Every display in the TM is derived from the class WorkArea and each WorkArea object has a related SubWindow object which is a kind of JInternalFrame. SubWindows are just that, visible windows that are restricted to operate within the main TM window. Each has a single WorkArea which is basically a single scrollPane where the drawing gets done. (Although logically it would seem that SubWindows have WorkAreas, the two are actually in a one-to-one relationship. From the point-of-view of displays it is more convenient to think of WorkAreas as having a SubWindow in which they are contained.)

A special abstract DataVisualizerAdapter class has been created to provide

  1. A set of common services needed by all visualizers (declared final in the code).
  2. Default versions of functions which are needed in some cases (such as winnow(), which provides a filtering service) but which may be over-ridden.
  3. The abstract drawArea method which must be provided by visualizers to create the actual visualization.

New visualizer plugins should be derived from the DataVisualizerAdapter class.

The DisplayManager is itself a plugin. Effectively, it plugs into the TMBigApplet and all the displays plugin to it. This is to allow a different DisplayManger to be plugged in with perhaps quite different layout stategies. Because of this layered communications, it has separate top and bottom interfaces, each of which defines a two way flow. Its interface to the displays is known as a DisplayContextInterface because the DisplayManager provides the context for the displays. In turn the displays are defined by a DisplayInterface. Notice that across these two, command flow only goes one way, from DisplayManager to Display. The context only provides query callbacks.

Model Side

From the point of view of the quizGenerator, classes on the model side read in the source files containing examples to be run in the TM. The TM compiles the examples and then runs them. Normally running is controlled by mouse clicks but a new set of comands are being added to the ExternalCommand interface to support autorunning which the quizGenerator needs.

Commands for the TMBigApplet can come from the GUI (mouse clicks and menus), from WebWriter (that is from JavaScript calls) or from the ScriptManager.

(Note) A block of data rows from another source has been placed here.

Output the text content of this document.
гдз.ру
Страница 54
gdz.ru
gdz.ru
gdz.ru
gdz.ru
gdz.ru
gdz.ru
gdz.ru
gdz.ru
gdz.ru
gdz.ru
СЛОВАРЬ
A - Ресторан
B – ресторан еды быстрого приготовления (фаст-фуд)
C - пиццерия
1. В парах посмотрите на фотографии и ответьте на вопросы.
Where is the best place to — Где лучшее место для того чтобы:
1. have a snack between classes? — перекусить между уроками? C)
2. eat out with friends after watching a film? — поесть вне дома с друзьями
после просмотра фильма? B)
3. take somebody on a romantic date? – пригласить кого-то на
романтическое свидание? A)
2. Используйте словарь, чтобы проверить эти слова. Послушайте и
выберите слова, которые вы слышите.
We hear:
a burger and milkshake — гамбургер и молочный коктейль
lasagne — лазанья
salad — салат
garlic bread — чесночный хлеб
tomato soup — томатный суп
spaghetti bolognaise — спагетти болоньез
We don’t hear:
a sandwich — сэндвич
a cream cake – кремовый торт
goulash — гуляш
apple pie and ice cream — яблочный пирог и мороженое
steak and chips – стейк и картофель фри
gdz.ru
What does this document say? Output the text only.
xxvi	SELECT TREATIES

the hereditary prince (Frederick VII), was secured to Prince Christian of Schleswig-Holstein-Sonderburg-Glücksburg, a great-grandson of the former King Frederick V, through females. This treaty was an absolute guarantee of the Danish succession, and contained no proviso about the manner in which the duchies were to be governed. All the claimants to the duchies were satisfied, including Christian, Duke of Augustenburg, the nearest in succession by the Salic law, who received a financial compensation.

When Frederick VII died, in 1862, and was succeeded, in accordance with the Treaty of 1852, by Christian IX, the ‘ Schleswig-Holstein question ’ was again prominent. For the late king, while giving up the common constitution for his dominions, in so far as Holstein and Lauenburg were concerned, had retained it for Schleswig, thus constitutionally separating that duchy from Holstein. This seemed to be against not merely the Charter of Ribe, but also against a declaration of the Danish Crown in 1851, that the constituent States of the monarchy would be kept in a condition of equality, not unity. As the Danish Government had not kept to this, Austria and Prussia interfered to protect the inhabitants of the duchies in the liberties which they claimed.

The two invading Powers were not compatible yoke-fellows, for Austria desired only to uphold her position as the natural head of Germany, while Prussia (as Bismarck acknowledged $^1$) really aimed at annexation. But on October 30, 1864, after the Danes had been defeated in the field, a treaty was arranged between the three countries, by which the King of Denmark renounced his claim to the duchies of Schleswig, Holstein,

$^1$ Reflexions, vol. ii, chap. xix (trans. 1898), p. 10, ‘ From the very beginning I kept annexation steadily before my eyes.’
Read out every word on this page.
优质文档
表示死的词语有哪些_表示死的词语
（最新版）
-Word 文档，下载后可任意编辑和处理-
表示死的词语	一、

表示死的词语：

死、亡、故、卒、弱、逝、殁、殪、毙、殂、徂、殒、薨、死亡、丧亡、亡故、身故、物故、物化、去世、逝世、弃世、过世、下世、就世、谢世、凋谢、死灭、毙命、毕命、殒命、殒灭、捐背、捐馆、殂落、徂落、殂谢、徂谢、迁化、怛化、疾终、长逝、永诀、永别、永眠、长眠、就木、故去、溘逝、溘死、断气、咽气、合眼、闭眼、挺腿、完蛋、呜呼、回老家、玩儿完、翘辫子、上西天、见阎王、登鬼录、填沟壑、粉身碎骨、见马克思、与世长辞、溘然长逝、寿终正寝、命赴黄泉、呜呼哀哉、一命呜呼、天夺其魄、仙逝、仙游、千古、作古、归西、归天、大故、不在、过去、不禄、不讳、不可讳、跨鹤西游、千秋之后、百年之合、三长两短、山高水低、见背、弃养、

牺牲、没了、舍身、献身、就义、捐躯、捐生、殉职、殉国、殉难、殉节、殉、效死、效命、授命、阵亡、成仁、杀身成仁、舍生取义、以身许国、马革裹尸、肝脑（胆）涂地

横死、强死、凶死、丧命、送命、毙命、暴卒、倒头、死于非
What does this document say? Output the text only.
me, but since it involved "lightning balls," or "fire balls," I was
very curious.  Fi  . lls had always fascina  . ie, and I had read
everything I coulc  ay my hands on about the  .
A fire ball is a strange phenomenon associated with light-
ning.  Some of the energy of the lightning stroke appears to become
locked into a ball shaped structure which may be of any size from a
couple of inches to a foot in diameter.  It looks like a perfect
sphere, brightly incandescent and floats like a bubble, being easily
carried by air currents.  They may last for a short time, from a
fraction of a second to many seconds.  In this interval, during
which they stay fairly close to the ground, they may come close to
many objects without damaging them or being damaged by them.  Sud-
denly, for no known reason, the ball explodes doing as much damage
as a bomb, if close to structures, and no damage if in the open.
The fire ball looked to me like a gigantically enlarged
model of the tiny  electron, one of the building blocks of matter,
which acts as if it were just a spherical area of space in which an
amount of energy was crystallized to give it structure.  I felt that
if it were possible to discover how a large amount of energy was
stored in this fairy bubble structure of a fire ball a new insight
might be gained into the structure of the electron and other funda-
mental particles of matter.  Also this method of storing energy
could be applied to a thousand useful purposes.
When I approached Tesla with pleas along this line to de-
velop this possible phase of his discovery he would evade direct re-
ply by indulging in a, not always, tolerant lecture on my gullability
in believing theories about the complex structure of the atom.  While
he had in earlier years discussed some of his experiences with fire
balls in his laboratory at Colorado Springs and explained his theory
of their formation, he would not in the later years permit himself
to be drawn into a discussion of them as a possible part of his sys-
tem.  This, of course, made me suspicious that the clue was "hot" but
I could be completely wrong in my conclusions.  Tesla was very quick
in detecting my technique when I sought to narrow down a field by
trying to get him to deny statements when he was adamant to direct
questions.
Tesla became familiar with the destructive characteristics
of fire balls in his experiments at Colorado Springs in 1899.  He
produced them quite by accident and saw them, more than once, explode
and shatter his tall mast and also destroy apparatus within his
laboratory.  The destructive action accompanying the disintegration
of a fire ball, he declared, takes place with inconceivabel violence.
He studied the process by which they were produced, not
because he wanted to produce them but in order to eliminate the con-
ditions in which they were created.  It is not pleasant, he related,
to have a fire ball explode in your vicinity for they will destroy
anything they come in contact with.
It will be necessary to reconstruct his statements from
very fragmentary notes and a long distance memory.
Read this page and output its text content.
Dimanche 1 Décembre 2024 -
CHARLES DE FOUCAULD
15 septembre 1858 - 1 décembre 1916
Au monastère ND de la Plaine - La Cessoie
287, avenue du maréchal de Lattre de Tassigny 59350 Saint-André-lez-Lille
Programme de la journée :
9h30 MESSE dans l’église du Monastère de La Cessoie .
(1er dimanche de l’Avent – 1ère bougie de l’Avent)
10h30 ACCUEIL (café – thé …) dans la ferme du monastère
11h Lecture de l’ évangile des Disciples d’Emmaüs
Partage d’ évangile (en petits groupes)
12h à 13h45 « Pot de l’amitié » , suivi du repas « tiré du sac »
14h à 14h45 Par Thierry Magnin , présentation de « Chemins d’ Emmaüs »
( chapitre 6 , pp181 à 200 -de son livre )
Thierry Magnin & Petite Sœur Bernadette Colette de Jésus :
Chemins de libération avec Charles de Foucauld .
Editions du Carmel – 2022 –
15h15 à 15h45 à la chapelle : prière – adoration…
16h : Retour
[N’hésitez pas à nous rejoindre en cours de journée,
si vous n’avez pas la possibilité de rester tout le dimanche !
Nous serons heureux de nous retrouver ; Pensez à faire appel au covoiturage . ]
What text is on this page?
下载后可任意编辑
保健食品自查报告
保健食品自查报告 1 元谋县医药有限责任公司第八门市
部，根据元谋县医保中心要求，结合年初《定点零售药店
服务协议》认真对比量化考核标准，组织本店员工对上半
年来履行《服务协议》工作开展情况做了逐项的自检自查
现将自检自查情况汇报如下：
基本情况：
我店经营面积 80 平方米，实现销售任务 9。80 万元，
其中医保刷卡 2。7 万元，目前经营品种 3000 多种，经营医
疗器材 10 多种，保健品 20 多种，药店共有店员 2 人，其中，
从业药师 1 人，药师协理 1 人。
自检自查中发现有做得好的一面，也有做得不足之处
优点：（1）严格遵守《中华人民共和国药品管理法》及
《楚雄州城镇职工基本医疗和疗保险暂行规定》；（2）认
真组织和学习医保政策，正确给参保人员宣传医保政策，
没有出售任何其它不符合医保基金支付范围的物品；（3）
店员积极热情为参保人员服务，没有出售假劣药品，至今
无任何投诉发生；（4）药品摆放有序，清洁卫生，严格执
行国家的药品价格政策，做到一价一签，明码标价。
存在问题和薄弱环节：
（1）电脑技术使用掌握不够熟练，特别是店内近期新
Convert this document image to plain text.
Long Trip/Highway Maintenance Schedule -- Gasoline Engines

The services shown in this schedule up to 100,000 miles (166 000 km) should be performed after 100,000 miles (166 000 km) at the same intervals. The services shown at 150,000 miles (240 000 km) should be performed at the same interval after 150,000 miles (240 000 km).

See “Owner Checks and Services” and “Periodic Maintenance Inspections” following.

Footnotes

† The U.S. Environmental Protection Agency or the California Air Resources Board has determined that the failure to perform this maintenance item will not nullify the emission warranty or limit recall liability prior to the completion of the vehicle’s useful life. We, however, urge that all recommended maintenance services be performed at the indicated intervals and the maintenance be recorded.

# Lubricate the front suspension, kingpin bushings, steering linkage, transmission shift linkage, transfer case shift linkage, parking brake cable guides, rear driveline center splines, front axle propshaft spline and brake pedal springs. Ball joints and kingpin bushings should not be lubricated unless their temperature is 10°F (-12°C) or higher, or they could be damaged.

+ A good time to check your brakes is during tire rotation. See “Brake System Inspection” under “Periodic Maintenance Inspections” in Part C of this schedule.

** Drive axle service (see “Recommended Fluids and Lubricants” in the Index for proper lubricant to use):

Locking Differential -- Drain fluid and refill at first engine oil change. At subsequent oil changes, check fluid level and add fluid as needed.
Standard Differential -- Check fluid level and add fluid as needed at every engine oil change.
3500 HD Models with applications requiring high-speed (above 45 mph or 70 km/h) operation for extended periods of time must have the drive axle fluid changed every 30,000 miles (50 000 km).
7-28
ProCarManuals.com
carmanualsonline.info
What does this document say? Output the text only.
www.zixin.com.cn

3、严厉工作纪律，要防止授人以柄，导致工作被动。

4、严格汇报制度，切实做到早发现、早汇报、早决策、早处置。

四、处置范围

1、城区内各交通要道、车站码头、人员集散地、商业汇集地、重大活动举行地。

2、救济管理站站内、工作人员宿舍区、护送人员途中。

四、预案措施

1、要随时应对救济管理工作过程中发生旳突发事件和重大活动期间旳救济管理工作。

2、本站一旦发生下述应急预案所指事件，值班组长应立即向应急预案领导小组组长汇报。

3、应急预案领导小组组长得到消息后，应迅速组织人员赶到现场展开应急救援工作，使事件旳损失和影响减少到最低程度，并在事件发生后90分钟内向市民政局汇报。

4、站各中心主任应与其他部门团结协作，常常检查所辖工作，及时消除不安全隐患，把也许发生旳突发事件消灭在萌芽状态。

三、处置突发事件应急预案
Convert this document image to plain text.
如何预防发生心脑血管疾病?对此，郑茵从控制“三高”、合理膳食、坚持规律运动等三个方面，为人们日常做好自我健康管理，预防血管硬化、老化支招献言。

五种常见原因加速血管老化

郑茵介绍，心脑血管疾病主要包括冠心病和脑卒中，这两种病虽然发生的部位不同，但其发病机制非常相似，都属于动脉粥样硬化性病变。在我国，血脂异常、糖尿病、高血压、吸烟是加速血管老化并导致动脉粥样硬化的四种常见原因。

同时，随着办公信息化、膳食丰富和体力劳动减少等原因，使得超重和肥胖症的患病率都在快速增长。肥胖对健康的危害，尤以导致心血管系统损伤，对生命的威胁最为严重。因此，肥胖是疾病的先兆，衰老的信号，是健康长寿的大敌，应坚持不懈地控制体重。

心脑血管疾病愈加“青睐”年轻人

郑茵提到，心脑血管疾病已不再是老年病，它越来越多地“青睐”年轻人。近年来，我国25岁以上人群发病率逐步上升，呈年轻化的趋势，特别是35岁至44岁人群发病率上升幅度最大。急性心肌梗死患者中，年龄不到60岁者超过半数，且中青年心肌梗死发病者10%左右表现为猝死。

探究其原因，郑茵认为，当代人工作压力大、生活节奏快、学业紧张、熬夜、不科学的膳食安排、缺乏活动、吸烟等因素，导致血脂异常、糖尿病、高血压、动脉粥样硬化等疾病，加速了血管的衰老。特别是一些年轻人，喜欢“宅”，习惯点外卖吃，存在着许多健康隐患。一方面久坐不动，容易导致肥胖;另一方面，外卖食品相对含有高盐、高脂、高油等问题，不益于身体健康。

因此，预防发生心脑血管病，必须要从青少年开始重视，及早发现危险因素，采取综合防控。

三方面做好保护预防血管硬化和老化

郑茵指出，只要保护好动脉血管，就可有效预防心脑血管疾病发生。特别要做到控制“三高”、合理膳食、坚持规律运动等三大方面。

The TMBigApplet may mediate the command streams (for example, preventing commands from the GUI while autorunning, except for stopping or rate setting).

Common Classes

Most interfaces in the TM are kept in a special Interfaces package, are public and thus available throughout the entire system. The ScriptManager is a Singleton class, also available universally, as it is potentially able to script any part of the TM (presuming it makes sense to do so).

Creation (PlugIn) Interface to the TM

The plugin systen allows new modules to be added to the TM without recompiling the TM. Indeed, the only thing required is the tm.jar file. The disgram below shows the relevant classes and interfaces to developers of DataVisualization plugins at creation time.

Colour coding is the same as in the run-time diagram. Each plugIn in the TM has an associated plugInFactory object which exists soley to create that kind of plugIn. Thus the CodeDisplayPIFactory creates the CodeDisplay and the StoreDisplayPIFactory creates the four store display objects. Similarly a new visualizer requires an associated new visualizer factory as well. Even the DisplayManager is a plugIn, allowing us to substitute different display managers in the future or even choose between different ones.

It is recommended (though not mandatory) that new Visualizer plugIns specialize the DataVisualizerAdapter which provides a number of services common to any data visualizer (such as how to create the generator - the set of datums to be visualized).